這一年來,除了伯雲亭照料他的生活,蕭清兒偶爾也會對他指點一番,兩人倒也算相合。
「早間小妹說要去抓靈貂,都嚷了好些天了。」蕭清兒說到這兒,頓了下來,看著楊真的臉色變幻不定,心下瞭然,不由道:「月兒性躁,心性倒不壞,你就不要放在心上了。回頭,看師姐替你教訓她。」
「不關月師姐的事,是我不好。」楊真深深地垂下了頭,盯著腳面,心緒就像青石板上飄蕩的霧靄,游移不定。
「師姐去取點藥來,給你搽上,你等等。」蕭清兒說罷一陣風般飄走,轉眼就進了東面的偏殿迴廊,還遠遠丟一句話。「不要走啊。」
片刻後,蕭清兒又復轉了回來,手裡捏著個小羊脂玉瓶。
「不要動。」蕭清兒撥開瓶塞,輕輕倒了少許玉白芳香的露汁在小手掌心上,柔荑沾手就往楊真面上抹去,卻見楊真驚惶欲避。
「師姐,我自己來吧。」楊真赧然道。
「聽話,是不是要等師姐在爹面前告一狀,你才甘心?」蕭清兒臉色一沉,睨著楊真,見他乖乖把頭迎過來,才嬌靨一展。「這才乖嘛。」
柔嫩的指頭滑動,清涼滋潤的靈藥抹在血淤上,膩膩癢癢,萬千毛孔頓開,暖洋洋的舒服,先是臉上,再到手上,都是那麼的溫柔;而芬芳的氣息就在鼻下,眼前清麗的玉容恍惚一片,楊真恨不得這一刻能到永遠。
「好了。」蕭清兒像完成了什麼傑作一般,悉心打量一番,這才收手。「這瓶如玉膏就留給你吧,好好收著。」
楊真茫然接過,入手帶著淡淡的餘溫,心中霎時湧上了千般滋味,心潮翻滾,眼前又是一濕,淚珠不爭氣的一日兩下。
「咦,你哭了。」蕭清兒聲帶驚訝,見楊真伸手欲拭,迅又道:「不許動。」
楊真聞言更急了,直往臉上抹,蕭清兒一把將他的手抓住,兩人僵持了好一陣,這才各自慌忙罷手。半晌無言。

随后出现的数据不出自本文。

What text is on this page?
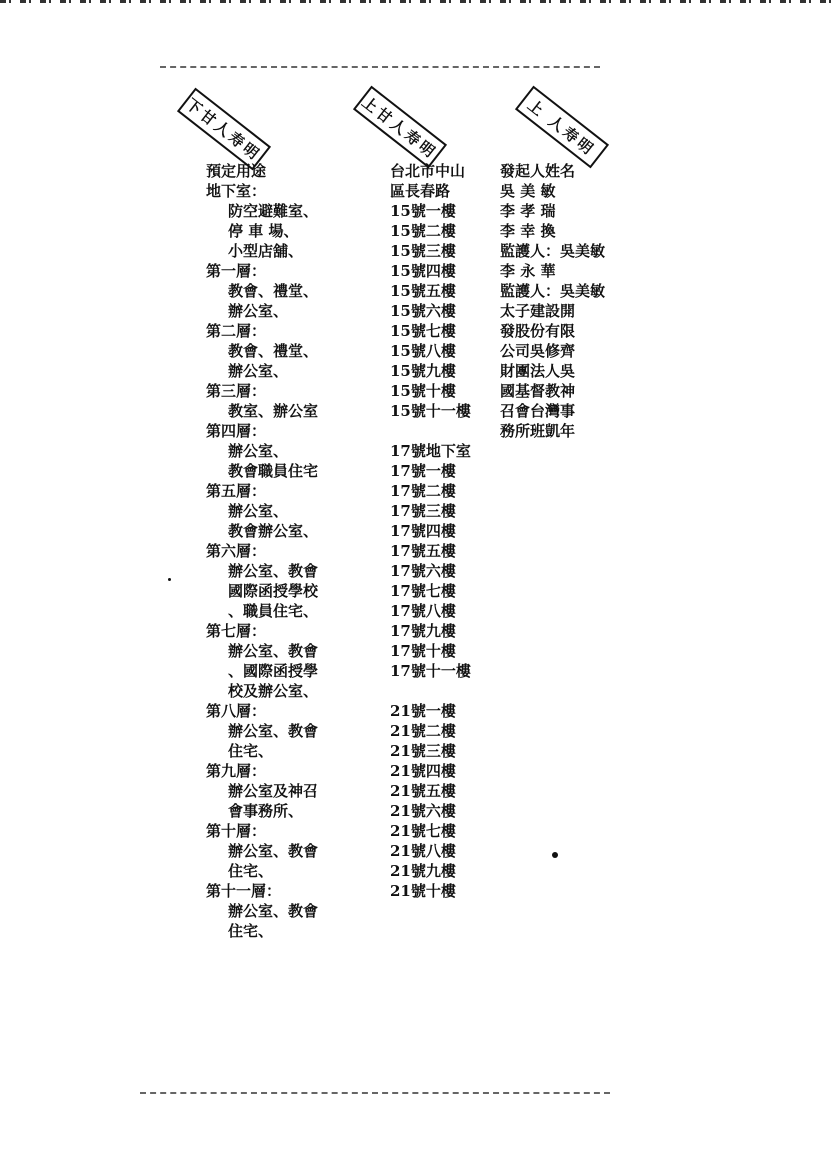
下甘人寿明	上甘人寿明	上 人寿明
預定用途
地下室：
防空避難室、
停 車 場、
小型店舖、
第一層：
教會、禮堂、
辦公室、
第二層：
教會、禮堂、
辦公室、
第三層：
教室、辦公室
第四層：
辦公室、
教會職員住宅
第五層：
辦公室、
教會辦公室、
第六層：
辦公室、教會
國際函授學校
、職員住宅、
第七層：
辦公室、教會
、國際函授學
校及辦公室、
第八層：
辦公室、教會
住宅、
第九層：
辦公室及神召
會事務所、
第十層：
辦公室、教會
住宅、
第十一層：
辦公室、教會
住宅、
台北市中山
區長春路
15號一樓
15號二樓
15號三樓
15號四樓
15號五樓
15號六樓
15號七樓
15號八樓
15號九樓
15號十樓
15號十一樓
17號地下室
17號一樓
17號二樓
17號三樓
17號四樓
17號五樓
17號六樓
17號七樓
17號八樓
17號九樓
17號十樓
17號十一樓
21號一樓
21號二樓
21號三樓
21號四樓
21號五樓
21號六樓
21號七樓
21號八樓
21號九樓
21號十樓
發起人姓名
吳 美 敏
李 孝 瑞
李 幸 換
監護人：吳美敏
李 永 華
監護人：吳美敏
太子建設開
發股份有限
公司吳修齊
財團法人吳
國基督教神
召會台灣事
務所班凱年
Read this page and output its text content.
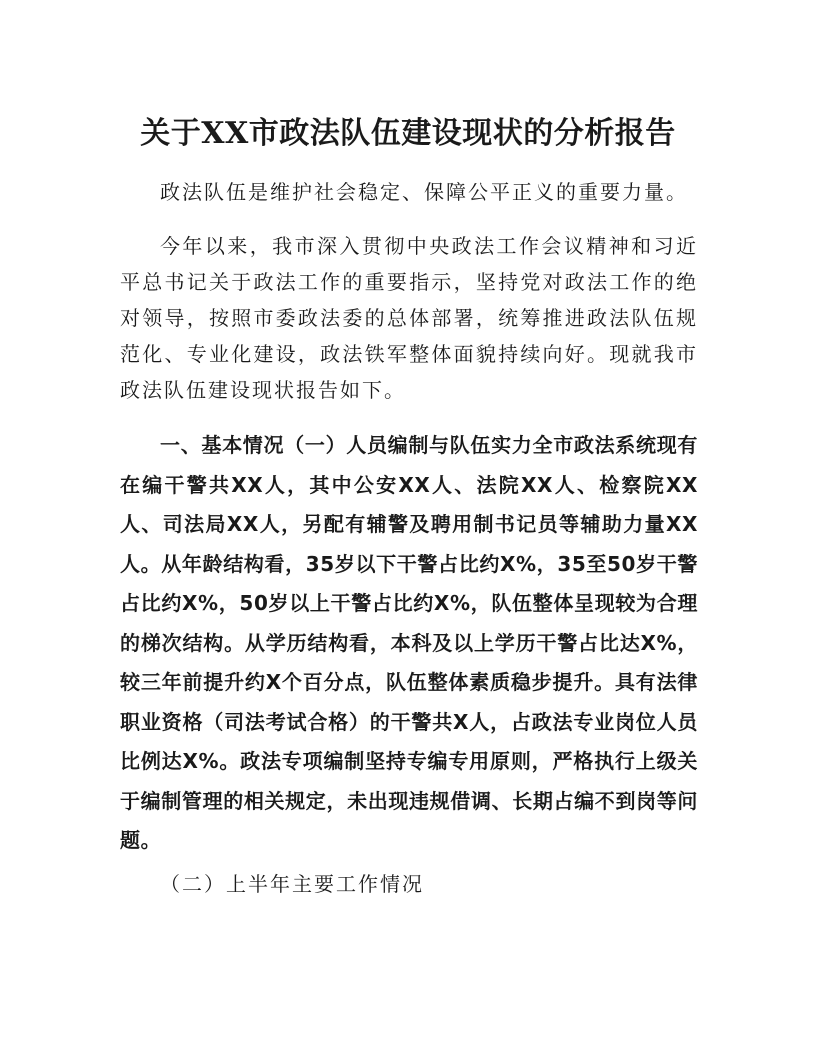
关于XX市政法队伍建设现状的分析报告

政法队伍是维护社会稳定、保障公平正义的重要力量。

今年以来，我市深入贯彻中央政法工作会议精神和习近平总书记关于政法工作的重要指示，坚持党对政法工作的绝对领导，按照市委政法委的总体部署，统筹推进政法队伍规范化、专业化建设，政法铁军整体面貌持续向好。现就我市政法队伍建设现状报告如下。

一、基本情况（一）人员编制与队伍实力全市政法系统现有在编干警共XX人，其中公安XX人、法院XX人、检察院XX人、司法局XX人，另配有辅警及聘用制书记员等辅助力量XX人。从年龄结构看，35岁以下干警占比约X%，35至50岁干警占比约X%，50岁以上干警占比约X%，队伍整体呈现较为合理的梯次结构。从学历结构看，本科及以上学历干警占比达X%，较三年前提升约X个百分点，队伍整体素质稳步提升。具有法律职业资格（司法考试合格）的干警共X人，占政法专业岗位人员比例达X%。政法专项编制坚持专编专用原则，严格执行上级关于编制管理的相关规定，未出现违规借调、长期占编不到岗等问题。

（二）上半年主要工作情况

「真傻。」蕭清兒冰雪聰明,自然很快醒悟過來,旋又調笑道:「男子漢大夫君,可不許隨便哭鼻子哦!」
「誰哭了,我,我眼裡進了沙子。」楊真愣了一愣,急聲爭辯道。
「原來崑崙仙府還有風沙,清兒居住了二十多年,頭一回聽說呢。」蕭清兒轉開了身,不欲令他難堪,只是嘴角強忍著一抹濃濃笑意。
日輝下,整個玉霄池籠罩在一層薄薄的七彩煙靄中,正是清霄玉宮。蕭清兒憑欄玉立,輕盈彎腰淺笑,彷彿仙般人兒。

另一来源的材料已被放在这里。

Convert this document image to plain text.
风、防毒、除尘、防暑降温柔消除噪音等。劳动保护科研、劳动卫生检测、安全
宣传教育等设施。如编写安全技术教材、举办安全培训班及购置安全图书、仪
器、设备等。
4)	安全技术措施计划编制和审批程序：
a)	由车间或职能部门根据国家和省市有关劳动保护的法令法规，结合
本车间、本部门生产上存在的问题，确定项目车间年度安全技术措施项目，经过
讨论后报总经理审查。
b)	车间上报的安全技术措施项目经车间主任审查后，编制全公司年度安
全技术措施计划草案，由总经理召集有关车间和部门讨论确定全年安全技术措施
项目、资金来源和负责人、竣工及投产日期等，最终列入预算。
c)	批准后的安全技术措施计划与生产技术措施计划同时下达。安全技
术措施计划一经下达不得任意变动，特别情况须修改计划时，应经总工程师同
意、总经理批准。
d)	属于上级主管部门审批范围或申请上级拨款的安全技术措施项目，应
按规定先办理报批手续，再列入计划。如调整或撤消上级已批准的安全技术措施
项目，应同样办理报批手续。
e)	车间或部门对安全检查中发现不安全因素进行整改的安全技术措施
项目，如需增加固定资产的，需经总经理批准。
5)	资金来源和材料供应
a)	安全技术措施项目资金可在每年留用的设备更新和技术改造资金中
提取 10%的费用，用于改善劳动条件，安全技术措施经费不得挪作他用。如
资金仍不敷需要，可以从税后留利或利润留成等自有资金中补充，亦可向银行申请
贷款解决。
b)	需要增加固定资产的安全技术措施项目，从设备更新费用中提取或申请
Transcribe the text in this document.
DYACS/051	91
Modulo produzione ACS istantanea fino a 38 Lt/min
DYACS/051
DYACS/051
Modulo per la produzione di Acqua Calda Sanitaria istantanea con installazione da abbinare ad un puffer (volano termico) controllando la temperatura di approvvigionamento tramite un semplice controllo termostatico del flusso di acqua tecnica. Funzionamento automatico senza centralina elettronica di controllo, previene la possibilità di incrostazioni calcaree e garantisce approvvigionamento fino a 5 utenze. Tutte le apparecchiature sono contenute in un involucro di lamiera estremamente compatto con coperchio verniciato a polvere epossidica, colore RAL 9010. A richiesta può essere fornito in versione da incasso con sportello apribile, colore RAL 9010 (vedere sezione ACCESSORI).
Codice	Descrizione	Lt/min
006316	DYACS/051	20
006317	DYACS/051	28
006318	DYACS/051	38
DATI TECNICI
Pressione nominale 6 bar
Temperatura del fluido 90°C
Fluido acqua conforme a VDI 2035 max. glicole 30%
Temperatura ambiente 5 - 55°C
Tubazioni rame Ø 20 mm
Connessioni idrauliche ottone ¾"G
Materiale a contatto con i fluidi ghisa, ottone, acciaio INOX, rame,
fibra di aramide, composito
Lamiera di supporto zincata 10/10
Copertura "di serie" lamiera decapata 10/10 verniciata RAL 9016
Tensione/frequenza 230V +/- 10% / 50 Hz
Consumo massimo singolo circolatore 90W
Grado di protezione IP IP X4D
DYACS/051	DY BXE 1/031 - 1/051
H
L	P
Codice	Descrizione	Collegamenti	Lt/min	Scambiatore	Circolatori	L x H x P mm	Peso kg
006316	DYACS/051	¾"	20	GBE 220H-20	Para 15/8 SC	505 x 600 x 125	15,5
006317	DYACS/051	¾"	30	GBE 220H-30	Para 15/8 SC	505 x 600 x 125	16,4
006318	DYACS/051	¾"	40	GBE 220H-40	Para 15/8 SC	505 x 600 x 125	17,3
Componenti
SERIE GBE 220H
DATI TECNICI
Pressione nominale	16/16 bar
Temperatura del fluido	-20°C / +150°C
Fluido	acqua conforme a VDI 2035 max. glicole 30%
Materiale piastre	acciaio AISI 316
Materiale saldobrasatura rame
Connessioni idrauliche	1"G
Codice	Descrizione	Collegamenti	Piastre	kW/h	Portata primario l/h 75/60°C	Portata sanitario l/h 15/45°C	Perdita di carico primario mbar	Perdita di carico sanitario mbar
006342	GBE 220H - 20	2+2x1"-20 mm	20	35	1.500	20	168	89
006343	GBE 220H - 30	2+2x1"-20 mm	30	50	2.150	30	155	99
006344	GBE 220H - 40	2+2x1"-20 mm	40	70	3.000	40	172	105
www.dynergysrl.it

楊真朦朧中呆立,只覺眼前少女清水出芙蓉,天然去雕飾,美到了極致。
「又發呆,難怪月兒老欺負你。」蕭清兒忽回頭嗔罵道。
「師姐,妳真美。」楊真脫口而出,話出才知後悔,只見蕭清兒秀雅的鵝蛋臉上已飛起了兩朵紅雲。
「沒想到,小師弟還會貧嘴,真是出人意料呢清兒扭頭嬌哼道。
楊真憨愣一笑,轉身一溜煙跑的無影無蹤。
稍息,蕭清兒悄然轉首,不禁莞爾一笑,露出甜甜笑容。